Heart transplant extends the life of people who would otherwise die of heart failure. You will need to take immunosuppressants for the rest of your life to prevent your body from rejecting the heart transplant. With rejection carefully controlled, heart transplant recipients can live longer than 10 years.
Making changes to your lifestyle can be hard, but it pays off. Stopping smoking, improving your diet, and increasing your activity level can help you feel better and lower your risk of worsening your heart disease and developing serious complications.
If you smoke, quit. Smoking raises blood pressure, damages red blood cells and blood vessels, and makes blood more likely to clot, which can cause strokes and heart attacks. Smoking actively works against any heart disease treatments and makes it more likely that heart disease will progress and worsen. Even secondhand cigarette smoke has been shown to raise the risk of heart disease.

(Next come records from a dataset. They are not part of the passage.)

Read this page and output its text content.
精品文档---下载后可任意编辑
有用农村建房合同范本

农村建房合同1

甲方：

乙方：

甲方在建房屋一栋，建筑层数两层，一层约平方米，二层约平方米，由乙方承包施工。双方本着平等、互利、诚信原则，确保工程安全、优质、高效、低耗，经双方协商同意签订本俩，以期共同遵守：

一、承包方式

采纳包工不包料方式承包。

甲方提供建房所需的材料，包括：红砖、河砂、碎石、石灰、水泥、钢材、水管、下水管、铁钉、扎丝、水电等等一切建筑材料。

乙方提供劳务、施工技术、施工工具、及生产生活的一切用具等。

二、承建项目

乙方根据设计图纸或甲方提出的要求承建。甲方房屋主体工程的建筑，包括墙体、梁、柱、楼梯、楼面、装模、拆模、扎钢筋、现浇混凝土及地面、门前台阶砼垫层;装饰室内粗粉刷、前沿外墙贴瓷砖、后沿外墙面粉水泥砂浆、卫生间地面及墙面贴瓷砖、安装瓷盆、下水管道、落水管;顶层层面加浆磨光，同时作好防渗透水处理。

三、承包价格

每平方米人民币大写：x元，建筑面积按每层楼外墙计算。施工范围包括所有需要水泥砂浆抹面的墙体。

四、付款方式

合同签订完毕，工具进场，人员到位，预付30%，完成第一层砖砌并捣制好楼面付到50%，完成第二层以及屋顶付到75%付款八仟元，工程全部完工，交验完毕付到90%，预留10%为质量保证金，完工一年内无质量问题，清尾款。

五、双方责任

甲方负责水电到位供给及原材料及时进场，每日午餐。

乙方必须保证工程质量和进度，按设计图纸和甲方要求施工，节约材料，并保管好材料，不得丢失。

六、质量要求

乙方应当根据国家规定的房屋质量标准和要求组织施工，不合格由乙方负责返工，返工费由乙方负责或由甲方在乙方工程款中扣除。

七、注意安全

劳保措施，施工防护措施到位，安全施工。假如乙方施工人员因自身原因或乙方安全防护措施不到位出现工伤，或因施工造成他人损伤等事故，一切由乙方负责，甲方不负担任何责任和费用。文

For people with heart disease, nutrition is one of the most important ways you can control your cholesterol and blood pressure and avoid the development of serious complications in the long term. A healthy diet can also help you manage your weight and blood glucose and combat inflammation, which plays a key role in many forms of heart disease. In general, focus your diet on fresh vegetables and fruit, whole grains, legumes, fish, low-fat dairy products, and sources of healthy unsaturated fats such as nuts. Avoid saturated (animal) fats such as fatty beef, butter, and chicken skin, which can raise cholesterol and contribute to inflammation. Limit sodium intake to control your blood pressure, and eat plenty of fiber, which seems to help lower both cholesterol and blood pressure.
In addition to strengthening the heart and other muscles, exercise can help you control cholesterol and blood pressure, promote a healthy weight, improve your mood, and prevent serious complications such as diabetes and osteoporosis from developing. Any amount of exercise is more beneficial than no exercise at all. It is never too late to start being more active. Regular exercise does not necessarily mean going to the gym or playing sports. Nearly any physical activity that gets you up and moving can provide significant benefits to those with heart disease. Small lifestyle changes such as taking the stairs, parking further from the door, and taking walks during work breaks can increase the amount of exercise you get.